|3 bays for cycles of compost, boards will cover top to limit moisture|
|Spring baby worms!|
|Jenna shoveling compost|
What can you expect from your compost piles? Once the weather warms up, and if you turn your pile once a week, then you will have finished compost much faster. When I see that my compost is finished, I then use my antique sifter to pull out the sticks, clam shells, and other large objects.
I will either add it to my garden beds, or mix it with 50% coconut coir to create a nicely blended soil for containers or seeding trays.
|Very rudimentary sifting technology!|
|Fine finished compost|
Your primary assignment is to constantly be on the lookout for sources of carbon; dried leaves, straw, and paper which you can add to your compost piles.

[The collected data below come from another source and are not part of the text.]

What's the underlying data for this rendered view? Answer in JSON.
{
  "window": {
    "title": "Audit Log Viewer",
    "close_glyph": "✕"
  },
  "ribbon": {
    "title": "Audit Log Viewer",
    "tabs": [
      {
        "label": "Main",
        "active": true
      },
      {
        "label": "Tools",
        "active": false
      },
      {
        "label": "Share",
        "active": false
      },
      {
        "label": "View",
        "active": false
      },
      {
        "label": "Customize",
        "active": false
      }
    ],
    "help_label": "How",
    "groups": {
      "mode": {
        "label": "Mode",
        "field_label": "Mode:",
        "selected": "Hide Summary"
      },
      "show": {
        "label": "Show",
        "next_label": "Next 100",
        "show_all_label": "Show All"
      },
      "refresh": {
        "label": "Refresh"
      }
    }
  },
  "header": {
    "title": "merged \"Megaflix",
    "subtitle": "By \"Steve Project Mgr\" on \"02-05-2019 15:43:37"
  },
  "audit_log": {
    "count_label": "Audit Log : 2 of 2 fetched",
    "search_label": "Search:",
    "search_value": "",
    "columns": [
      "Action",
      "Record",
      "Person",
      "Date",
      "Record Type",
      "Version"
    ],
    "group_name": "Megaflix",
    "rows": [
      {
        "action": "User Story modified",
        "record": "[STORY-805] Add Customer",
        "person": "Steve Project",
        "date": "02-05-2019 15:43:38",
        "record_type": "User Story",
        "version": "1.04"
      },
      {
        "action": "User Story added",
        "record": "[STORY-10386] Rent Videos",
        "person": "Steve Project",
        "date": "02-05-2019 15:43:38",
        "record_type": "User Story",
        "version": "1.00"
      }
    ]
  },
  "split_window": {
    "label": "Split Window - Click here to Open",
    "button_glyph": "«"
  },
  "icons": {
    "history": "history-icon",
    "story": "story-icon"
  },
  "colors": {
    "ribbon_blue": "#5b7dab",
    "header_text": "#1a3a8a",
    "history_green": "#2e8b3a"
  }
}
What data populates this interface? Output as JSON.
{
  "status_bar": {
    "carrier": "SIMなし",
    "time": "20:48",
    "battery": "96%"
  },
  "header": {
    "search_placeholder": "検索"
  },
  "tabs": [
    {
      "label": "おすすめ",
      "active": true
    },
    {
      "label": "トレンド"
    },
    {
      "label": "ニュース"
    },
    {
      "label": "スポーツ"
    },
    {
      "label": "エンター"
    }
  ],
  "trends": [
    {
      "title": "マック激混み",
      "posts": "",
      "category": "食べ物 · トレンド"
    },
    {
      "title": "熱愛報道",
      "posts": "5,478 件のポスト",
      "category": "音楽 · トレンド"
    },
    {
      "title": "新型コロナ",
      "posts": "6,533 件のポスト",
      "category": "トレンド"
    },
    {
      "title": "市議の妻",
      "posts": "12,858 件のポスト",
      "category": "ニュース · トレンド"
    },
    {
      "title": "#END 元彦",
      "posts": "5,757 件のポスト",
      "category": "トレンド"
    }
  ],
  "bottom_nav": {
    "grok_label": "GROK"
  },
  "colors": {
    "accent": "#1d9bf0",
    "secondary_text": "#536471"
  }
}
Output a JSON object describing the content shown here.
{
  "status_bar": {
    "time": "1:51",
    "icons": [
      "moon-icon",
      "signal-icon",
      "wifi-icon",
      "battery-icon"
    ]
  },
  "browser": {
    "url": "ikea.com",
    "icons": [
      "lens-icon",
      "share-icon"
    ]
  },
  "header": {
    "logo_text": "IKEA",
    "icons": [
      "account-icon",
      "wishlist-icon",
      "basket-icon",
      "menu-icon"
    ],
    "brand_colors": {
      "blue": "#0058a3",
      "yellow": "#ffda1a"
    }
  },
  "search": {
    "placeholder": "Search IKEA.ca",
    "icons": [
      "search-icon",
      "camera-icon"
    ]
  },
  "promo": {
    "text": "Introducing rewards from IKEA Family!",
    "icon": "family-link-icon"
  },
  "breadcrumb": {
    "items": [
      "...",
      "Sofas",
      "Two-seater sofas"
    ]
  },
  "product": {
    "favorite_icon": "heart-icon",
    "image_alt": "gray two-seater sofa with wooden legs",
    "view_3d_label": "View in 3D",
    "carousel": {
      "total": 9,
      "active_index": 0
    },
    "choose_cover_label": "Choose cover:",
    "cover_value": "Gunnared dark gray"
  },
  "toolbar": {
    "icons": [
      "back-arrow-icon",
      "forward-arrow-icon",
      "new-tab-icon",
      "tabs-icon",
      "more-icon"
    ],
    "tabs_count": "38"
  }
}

Right now, I have my eye on 20 bags of leaves which are in a neighbor's yard. I will politely ask their permission to take these leaves off their hands and clean up their yard for them. Then I will bring them home and plug in my nifty leaf shredder and fill one of my empty bays with shredded leaves. My next project; buying a paper shredder and adding all of our junk mail and extra paper to the pile. (It's on my list.)
|This shredder works great if you don't overfill!|
|Last Fall, I used shredded leaves to mulch garlic bulbs|
So no excuses in 2014, you can use wire fencing and metal stake posts to create your 3 bays for composting, 2 bays being the minimum if you want a pile to be able to finish. Put those 2 buckets of kitchen scraps per week to work, invite the worms to lunch and get some weekly exercise turning those piles!